I promise I'll post more reading-relevant things later in the week; I'm looking forward to doing the 8 random things meme among other things, and I found some new poems (new to me) I'm going to post because I love them so much.

Monday, April 30, 2007

Culture Clash


The two books I read over the weekend both deal with clashing cultures - basically, racism (and England is the bad guy in both cases). Nehanda by Yvonne Vera (Zimbabwe) is about the white invasion of Africa, and The Lonely Londoners by Sam Selvon (Trinidad) is the story ofWest Indian immigrants in the 1950s. I hadn't intended on reading these two together, by good chance they just happened to come off my library pile that way.
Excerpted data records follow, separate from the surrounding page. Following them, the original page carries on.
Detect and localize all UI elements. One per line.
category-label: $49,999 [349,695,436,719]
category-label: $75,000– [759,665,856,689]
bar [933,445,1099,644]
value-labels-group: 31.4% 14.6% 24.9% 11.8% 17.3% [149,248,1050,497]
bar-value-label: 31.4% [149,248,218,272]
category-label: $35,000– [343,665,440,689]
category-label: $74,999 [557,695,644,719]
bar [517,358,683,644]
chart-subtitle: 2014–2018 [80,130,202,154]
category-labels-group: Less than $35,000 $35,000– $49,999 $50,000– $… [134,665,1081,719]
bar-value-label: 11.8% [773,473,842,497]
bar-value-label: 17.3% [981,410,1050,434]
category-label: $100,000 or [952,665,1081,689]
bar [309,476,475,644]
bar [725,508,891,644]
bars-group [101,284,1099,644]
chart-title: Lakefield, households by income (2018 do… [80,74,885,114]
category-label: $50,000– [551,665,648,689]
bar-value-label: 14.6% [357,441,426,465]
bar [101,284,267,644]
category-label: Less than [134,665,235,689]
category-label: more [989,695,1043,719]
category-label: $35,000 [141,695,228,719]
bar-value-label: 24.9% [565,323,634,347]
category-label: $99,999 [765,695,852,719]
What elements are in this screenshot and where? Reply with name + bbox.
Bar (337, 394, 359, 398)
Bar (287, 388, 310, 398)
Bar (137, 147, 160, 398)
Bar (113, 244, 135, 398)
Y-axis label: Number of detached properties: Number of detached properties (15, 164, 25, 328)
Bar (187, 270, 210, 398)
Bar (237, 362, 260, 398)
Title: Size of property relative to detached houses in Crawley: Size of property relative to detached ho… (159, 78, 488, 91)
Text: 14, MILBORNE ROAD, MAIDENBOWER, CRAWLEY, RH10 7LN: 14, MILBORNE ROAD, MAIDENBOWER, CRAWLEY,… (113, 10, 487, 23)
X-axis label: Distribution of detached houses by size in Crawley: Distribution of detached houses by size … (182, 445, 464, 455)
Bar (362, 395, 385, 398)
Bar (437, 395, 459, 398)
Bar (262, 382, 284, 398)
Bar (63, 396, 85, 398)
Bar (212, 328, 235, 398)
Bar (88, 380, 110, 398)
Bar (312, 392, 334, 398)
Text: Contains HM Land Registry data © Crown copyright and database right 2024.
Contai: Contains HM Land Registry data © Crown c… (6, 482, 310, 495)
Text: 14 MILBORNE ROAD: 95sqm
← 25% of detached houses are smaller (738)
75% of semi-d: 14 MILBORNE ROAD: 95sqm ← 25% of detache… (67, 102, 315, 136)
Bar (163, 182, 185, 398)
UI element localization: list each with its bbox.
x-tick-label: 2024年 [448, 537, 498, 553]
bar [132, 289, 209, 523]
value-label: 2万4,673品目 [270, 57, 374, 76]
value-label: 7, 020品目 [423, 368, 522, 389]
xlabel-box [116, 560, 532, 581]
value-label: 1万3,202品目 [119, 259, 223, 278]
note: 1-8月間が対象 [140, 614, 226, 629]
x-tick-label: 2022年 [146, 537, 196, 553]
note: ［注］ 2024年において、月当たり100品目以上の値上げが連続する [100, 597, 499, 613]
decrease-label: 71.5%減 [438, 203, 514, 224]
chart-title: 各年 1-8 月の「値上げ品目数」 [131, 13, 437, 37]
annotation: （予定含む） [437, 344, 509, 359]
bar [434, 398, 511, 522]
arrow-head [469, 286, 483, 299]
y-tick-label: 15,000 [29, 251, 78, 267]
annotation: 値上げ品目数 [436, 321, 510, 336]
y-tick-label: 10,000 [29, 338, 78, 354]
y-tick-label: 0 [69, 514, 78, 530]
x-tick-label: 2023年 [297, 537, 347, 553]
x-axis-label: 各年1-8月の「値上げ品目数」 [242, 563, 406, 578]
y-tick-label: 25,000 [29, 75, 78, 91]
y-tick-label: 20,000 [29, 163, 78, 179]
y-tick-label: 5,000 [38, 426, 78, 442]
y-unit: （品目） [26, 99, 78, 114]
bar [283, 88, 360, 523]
While searching for an image of the novel Nehanda, I accidentally discovered Nehanda herself was a real woman and is still revered as the most important person in Zimbabwe's history. During her lifetime (c1840-1898) she was a spirit medium of the Shona people. As one of the spiritual leaders of the Shona, she provided inspiration for their revolt against the Rhodesian colonization of Zimbabwe. The British spent some time hunting her down and when they eventually captured her they executed her as a warning to all those who refused to accept and embrace the supposedly superior English culture and religion.

Sam Selvon's novel is also a history of experience and Selvon himself was also a leader of a kind. Before he died, he was already being hailed as the 'father of black writing in Britain'. Although Selvon's situation is the inverse of Nehanda's - he chose to come and make a life in Britain - he didn't have an easy time in London. Londoners were racist and expected the West Indians to behave as though they were British while still assuming an inferior status. There was no mass persecution or executions, but it is still not exactly a comfortable read. Selvon's writing is incredibly atmospheric; he is one of those authors who can put you inside a character's head so that you absorb their feelings or personality traits while you are reading and it only occurs to you to think objectively about what just happened when you put the book down for a break and realise your feelings are something quite different to the main character's.

The themes of these two novels are themes that will never get tired and will never be resolved. Culture and society are like religion; almost everyone thinks theirs is best.